Improving Line-of-Sight Viewing in Computer Labs

Students today are literally being lost behind their computer monitors. Faculty go into a classroom to teach and can no longer see their students. The first educational computers had tiny, 10-inch screens, which progressed to 12 inches, then to 13 inches and to 15 inches. Now the standard monitors are 17 inches, and these are giving way to dual monitors or even larger screens that simply block the line of sight between student and instructor.

None of the facility-planning books on our shelves warned us of this problem. It has crept up on us through the past 10 years. While we were focused on wires, cables and routers, our classrooms were becoming less friendly despite the great technology. Let me illustrate.

A Dysfunctional Environment for Teaching

As a department chair, I assigned a not-so-tall adjunct professor to teach one evening in the computer lab. The next day she came into my office to request a different classroom -- one without computers. When I asked why, she told me she found it simply impossible to teach in the computer lab.

This was pretty discouraging because the course required computers, and we had just spent a great deal of money on top-of-the-line computer systems. I went back into the classroom to investigate and determined she was absolutely correct. Unless she was to stand on a chair, she was not going to be seen by any of her students!

Despite the thousands of dollars spent on the computer lab, we had not created a teaching environment. This is an issue that facility planners and technology coordinators are just now facing. Let me tell you why the lab was so dysfunctional.

Learning Through the Sense of Vision

Research on learning styles has shown that a large segment of our population consists of visual learners. Students (adults included) gain most of their learning through the sense of sight. Seeing the illustrations, board work, presentations and demonstrations is fundamental to good teaching and essential for most learners.

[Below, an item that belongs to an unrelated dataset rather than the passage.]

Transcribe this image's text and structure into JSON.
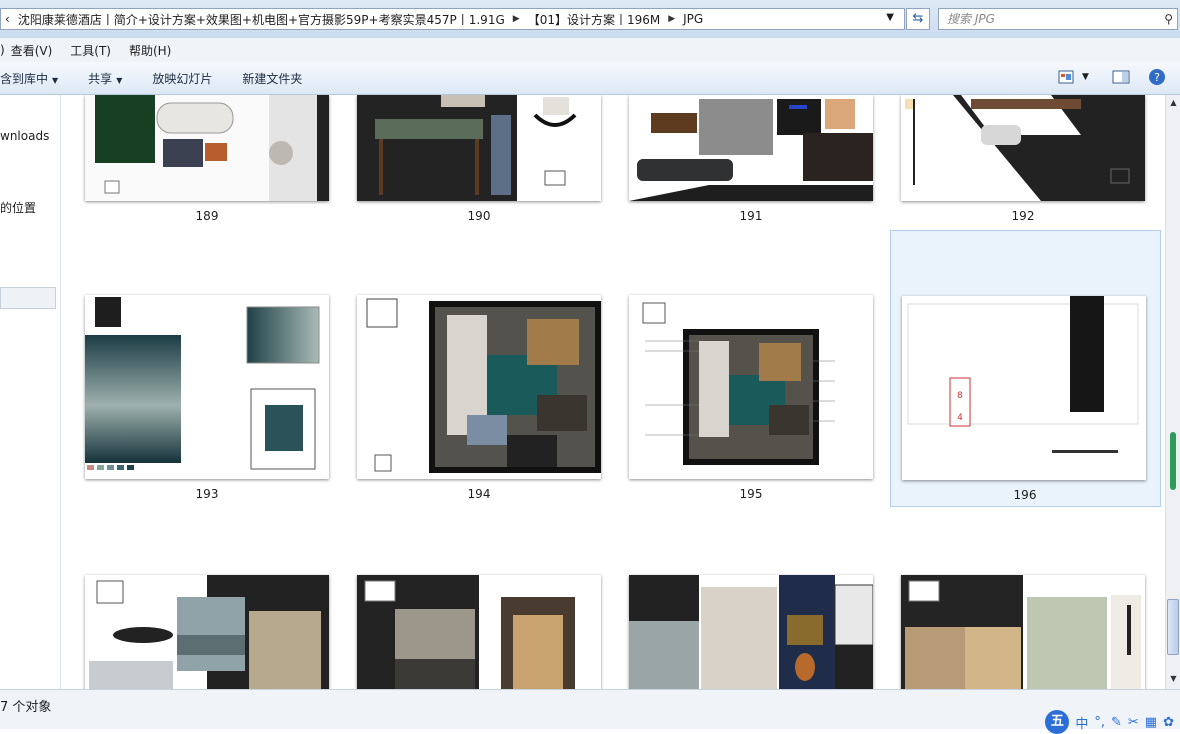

Something else to keep in mind is that educational facilities throughout the country are currently placing expensive computer projection devices in classrooms at an unprecedented rate. Some of these are going into computer classrooms where they won’t be effective because the students cannot see over their monitors.

Lack of Visual Cues

Another component of the problem is the lack of visual cues, which can be critical to the teaching/learning process in an instructional setting. Body language can tell a teacher when he or she has the attention of the class or when students are restless. A puzzled look may be the teacher’s only indication that a student has a question or does not understand a point.

The student also gains visual cues from the teacher. Good teachers can use a smile or a frown with more effect than an inexperienced teacher shouting to get the class’s attention. Not only are some not-so-tall instructors likely to disappear behind a forest of technology, but so are some not-so-tall students. This brings me to another point.

Keeping everyone on task in the computer classroom is always a challenge. Without line-of-sight control, it isn’t too long before those hidden students are off track with a lesson. When hidden, students feel quite free to partake of the many diversions networking can provide, such as surfing the Web, playing a video game or checking e-mail. While there is some relatively pricey software to lockstep everyone through a software demonstration, it is not a total solution in itself. Being able to look a student in the eye and know he or she is paying attention is still the instructor’s first line of control.

Supervising more than 20 faculty using computer labs, I also have started to hear complaints about the ability of the instructors to hear their students. What I believe is happening is that, when a student speaks, he or she is talking directly into the computer screen. The sound becomes deflected, muffled and distorted as the sound waves travel around the monitor. It is a little like trying to hold a conversation with someone who is talking with a hand over his or her mouth.

And these are the problems faced by students and teachers without hearing impairments. One also must consider those with hearing impairments.

Special Needs

Consider a student who depends on lip reading to understand the instructor. While other students may be able to listen and follow directions from behind a monitor, the hearing-impaired student is going to be at a loss.

The hearing-impaired student deserves to have as unobstructed a view of the instructor as other students. I suspect this problem is so new that it has yet to be addressed by the Americans with Disabilities Act. Nevertheless, it is something that every institution should be concerned about. What is amazing is that most educational institutions simply are not. Instead, nearly every university and community college has rows of computers with a wall of ever-larger monitors neatly in rows.

How Bowling Green Is Addressing the Issue

At Bowling Green State University in Ohio, we have worked with Waterville, Ohio-based BioFit Engineered Products, a manufacturer of ergonomic seating and other ergonomic products, to address this issue. Working in collaboration, we designed a desk that lowers the overall profile of the computer system by approximately six inches. This is achieved by using a recessed monitor platform and a tray insert system to accommodate a variety of systems and accessories.

The same lab that was dysfunctional is now being used fully. Moreover, faculty and students alike are requesting computer classes in that lab. More than 150 of the desks have been installed, and other labs are being retrofitted with it.

We’ve lowered the technology wall at Bowling Green State University. And as a result, we’ve created a warmer, more open and friendlier teaching/learning environment than we’ve ever experienced in a computer classroom.

Dr. Larry Hatch is chair of Visual Communications and Tech-nology Education at Bowling Green State University in Ohio.